Classifying pole-skipping points
Yongjun Ahn, Viktor Jahnke, Hyun-Sik Jeong, Keun-Young Kim, Kyung-Sun Lee, Mitsuhiro Nishida
TL;DR
This work provides a comprehensive classification of pole-skipping points for scalar and vector fields in hyperbolic space, identifying three distinct types: Type-I (linear path dependence), Type-II (nonlinear path dependence or merging), and Type-III (non-integer $i\omega$ arising from UV conditions). By combining near-horizon holographic analysis with exact field-theory results on Rindler-AdS, the authors derive analytic Green's functions and a determinant framework $\det\mathcal{M}^{(n)}$ that locates pole-skipping points via $\omega_n=-in$ and corresponding $k_{\{n\}}$. They show how Type-I/II points can be read off from the near-horizon data, while highlighting subtleties such as point merging and prefactor effects that can shift the apparent type, and they introduce Type-III as a UV-driven exception. The results clarify the IR/UV interplay in pole-skipping and provide a robust, general method applicable beyond flat-space holography, with potential implications for chaos diagnostics and the structure of boundary correlators. Overall, the paper advances a unified, analytic understanding of pole-skipping towers in holography and their precise classification.
Abstract
We clarify general mathematical and physical properties of pole-skipping points. For this purpose, we analyse scalar and vector fields in hyperbolic space. This setup is chosen because it is simple enough to allow us to obtain analytical expressions for the Green's function and check everything explicitly, while it contains all the essential features of pole-skipping points.

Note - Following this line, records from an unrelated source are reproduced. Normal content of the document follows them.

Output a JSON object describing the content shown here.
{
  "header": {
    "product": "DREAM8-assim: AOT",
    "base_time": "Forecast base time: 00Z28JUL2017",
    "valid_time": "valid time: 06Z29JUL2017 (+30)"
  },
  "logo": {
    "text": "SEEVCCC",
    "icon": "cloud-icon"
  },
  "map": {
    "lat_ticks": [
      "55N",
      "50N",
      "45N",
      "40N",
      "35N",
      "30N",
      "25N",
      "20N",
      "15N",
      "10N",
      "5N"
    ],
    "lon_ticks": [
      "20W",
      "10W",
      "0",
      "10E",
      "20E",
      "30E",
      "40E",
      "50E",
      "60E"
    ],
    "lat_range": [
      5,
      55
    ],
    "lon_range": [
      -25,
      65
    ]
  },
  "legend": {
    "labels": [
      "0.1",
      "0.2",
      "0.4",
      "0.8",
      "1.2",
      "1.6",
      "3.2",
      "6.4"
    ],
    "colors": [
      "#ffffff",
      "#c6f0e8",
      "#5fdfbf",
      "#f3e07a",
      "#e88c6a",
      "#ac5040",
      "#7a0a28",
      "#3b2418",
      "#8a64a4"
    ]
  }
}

We classify pole-skipping points in three types (type-I, II, III). Type-I and Type-II are distinguished by the (limiting) behavior of the Green's function near the pole-skipping points. Type-III can arise at non-integer $iω$ values, which is due to a specific UV condition, contrary to the types I and II, which are related to a non-unique near-horizon boundary condition. We also clarify the relation between the pole-skipping structure of the Green's function and the near-horizon analysis. We point out that there are subtle cases where the near-horizon analysis alone may not be able to capture the existence and properties of the pole-skipping points.